With these new functions, leveraging the update rules above, we’re equipped to run our standard training loop.

def training_loop_embeddings(X, y, w, learning_rate=0.1, epochs=20, verbose=True):
    for i in range(epochs):
        y_hat = predict_proba(X, w)
        loss = nll(y, y_hat)

        # calculate new weights
        new_weights = w - (learning_rate * nll_gradient_weights(X, y, w))
        # calculate new embeddings
        new_embeddings = X[:, :2] - (learning_rate * nll_gradient_embeddings(X, y, w))

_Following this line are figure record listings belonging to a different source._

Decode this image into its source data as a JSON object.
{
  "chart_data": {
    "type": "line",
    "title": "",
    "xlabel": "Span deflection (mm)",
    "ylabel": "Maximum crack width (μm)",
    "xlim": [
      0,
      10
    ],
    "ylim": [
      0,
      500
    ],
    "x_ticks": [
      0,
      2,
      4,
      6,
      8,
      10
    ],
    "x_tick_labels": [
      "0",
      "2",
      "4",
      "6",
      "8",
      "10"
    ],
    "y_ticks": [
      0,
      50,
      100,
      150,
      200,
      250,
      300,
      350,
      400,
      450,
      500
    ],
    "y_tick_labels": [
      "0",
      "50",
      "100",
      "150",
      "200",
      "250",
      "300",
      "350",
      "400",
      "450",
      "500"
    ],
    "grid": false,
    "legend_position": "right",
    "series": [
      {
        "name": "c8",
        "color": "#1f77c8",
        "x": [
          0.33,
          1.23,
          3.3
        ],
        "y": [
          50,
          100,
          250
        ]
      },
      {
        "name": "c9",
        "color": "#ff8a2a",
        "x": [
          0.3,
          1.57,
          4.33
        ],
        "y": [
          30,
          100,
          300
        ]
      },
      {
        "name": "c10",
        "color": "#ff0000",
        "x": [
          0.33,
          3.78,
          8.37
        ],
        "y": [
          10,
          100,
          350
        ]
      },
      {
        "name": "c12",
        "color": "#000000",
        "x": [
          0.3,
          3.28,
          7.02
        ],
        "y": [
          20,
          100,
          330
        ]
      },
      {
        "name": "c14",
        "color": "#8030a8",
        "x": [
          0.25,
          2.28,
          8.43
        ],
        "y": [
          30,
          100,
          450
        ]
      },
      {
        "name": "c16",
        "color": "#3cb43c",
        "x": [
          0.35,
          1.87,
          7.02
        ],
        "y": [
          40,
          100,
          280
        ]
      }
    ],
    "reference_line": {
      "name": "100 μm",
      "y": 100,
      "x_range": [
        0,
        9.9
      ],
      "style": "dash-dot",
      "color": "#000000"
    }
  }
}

        # update weights and embeddings
        w = new_weights
        X = np.hstack([new_embeddings, X[:, 2:]])
        
        plot_decision_boundary_embeddings(X, y, w, epoch=i, loss=loss, save=True)
        if verbose:
            if i % 5 == 0:
                print(f"epoch {i} loss: {round(loss, 4)}")
    save_gif(file_path="../images/2020-05-14-embeddings/log_reg_embeddings/", epochs=epochs)
    return X, w
X_updated, w_optimal = training_loop_embeddings(X, y, w, epochs=40, verbose=False)

Again, we may visually observe how the decision boundary (governed by w), with respect to our numeric variable, \(x_1\), changes across iteration. Equally telling is to plot how the embedding vector associated with each unique category is adjusted (shown on the right-hand side). As expected, the embeddings for data points from class 0 quickly diverge from those in class 1.

log_reg_embeddings

One of the strange characteristics of categorical embeddings is that there is no direct interpretation of the units on the x and y axes. Though interpretability has been somewhat clouded, it is useful to plot these trained embedding vectors to quantitatively measure how each of the categories stack up against one another.

It should be noted - we trained 2-dimensional vectors primarily because they are amenable to visual verificiation, but the same process can be employed to train embedding vectors of arbitrary length! In NLP tasks, it is common to train 50, 100, or 200 dimensional embeddings.